If TV critics tend to be in agreement this fall that the crop of new network series is uncommonly crummy -- a drum-beat seemingly parroted annually -- the critical community is also fairly unanimous in its view that "Felicity" is the only pilot with anything resembling real magic.
If TV critics tend to be in agreement this fall that the crop of new network series is uncommonly crummy — a drum-beat seemingly parroted annually — the critical community is also fairly unanimous in its view that “Felicity” is the only pilot with anything resembling real magic. It hits the air with that assessment still intact, emboldened by a heavy buzz that bestows imminent greatness onto both the show and its angelic star, Keri Russell. One will find no dissenting opinion here.
It is impossible, however, to avoid comparisons between this show and “My So-Called Life” and “Ally McBeal.” So strong are the parallels that the following tags have already been affixed to the new WB drama: “My So-Called College Life,” “Ally McFeel” and “My So-Called Strife” (Felicity is, after all, just a college girl, and one with well-off parents at that). Shows that are this shamelessly imitative aren’t supposed to be this good.
Credit an involving opening script bursting with honest sentiment from co-exec producer J.J. Abrams (“Armageddon”), tight and stylish direction from Matt Reeves and, most of all, a star-making turn by 22-year-old Russell that garnered her massive national TV and magazine exposure as tubedom’s new “It” girl months before her show even premiered.
Russell is Felicity Porter, a mass of frizzy hair and insecurities who doesn’t much know what she wants to be when she grows up, or even where she wants to attend college. That all changes at her high school graduation when classmate Ben Covington (Scott Speedman), on whom she’s always harbored a crush, writes something unusually deep in her high school yearbook.

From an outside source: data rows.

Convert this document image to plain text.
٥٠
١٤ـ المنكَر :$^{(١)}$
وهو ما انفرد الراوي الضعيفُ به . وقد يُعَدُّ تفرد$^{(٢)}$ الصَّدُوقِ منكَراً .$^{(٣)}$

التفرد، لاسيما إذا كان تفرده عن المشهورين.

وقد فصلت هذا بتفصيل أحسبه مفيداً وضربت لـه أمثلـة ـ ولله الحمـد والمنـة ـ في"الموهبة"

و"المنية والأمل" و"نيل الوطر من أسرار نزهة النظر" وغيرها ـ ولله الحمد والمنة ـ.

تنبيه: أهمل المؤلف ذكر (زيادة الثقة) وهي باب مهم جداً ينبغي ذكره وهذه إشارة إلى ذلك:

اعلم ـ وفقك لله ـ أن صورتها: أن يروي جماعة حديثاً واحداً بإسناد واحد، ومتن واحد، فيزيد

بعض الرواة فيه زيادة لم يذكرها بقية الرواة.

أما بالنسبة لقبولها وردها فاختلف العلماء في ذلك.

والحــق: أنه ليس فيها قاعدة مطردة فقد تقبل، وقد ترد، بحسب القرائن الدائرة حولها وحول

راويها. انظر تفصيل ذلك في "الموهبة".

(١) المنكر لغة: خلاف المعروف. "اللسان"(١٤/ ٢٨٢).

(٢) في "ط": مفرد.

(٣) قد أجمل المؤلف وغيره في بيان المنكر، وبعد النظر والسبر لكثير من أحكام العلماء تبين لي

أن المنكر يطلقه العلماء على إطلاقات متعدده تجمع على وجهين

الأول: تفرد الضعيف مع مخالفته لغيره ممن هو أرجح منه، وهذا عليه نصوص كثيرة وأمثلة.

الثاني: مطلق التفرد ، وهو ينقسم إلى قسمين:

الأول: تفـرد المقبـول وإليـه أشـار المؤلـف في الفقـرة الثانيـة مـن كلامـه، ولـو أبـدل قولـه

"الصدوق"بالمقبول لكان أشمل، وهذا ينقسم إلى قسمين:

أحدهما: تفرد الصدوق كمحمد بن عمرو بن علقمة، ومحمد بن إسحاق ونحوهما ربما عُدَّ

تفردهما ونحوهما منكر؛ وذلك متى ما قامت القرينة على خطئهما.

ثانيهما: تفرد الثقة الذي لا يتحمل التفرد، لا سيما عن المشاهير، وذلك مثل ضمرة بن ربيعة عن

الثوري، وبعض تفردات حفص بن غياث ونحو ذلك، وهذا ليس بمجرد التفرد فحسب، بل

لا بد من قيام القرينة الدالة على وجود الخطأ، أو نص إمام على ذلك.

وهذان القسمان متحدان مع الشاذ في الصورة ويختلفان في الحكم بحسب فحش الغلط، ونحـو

That clinches it. Felicity will attend college wherever Ben does, which turns out to be in New York City. She follows the guy 3,000 miles to enroll, infuriating her doctor daddy (nice work from Erich Anderson). No Rhodes scholar in the making, Felicity quickly discovers that Ben has no interest in her. Whoops. Time to strike up that doleful music.
“Felicity” thus turns into a coming-of-age soap. Russell does a sparkling Claire Danes-like turn as the hypersensitive college freshman caught between liking a dreamboat who just wants to be friends and deflecting the charming advances of Noel Crane (a terrific perf from Scott Foley), the resident student adviser at Felicity’s dorm. Then there’s her new friend Julie (Amy Jo Johnson), to whom Ben seems to have taken an instant liking.
Yes, it’s all pretty sudsy stuff. But the introspective “Felicity” carries massive appeal nonetheless, an emotive tour de force that can’t help but stand as this fall’s “Dawson’s Creek,” roping in teens by the bucketful. Through the radiant Russell, the show astutely transmits the conflicting blend of giddy anticipation and neurotic dread that defines the early college experience.
If this is a “My So-Called Life” knockoff, then Brian Grazer and Ron Howard have obviously done their homework. All glorified clones should be so fresh and enchanting. Tech credits sparkle.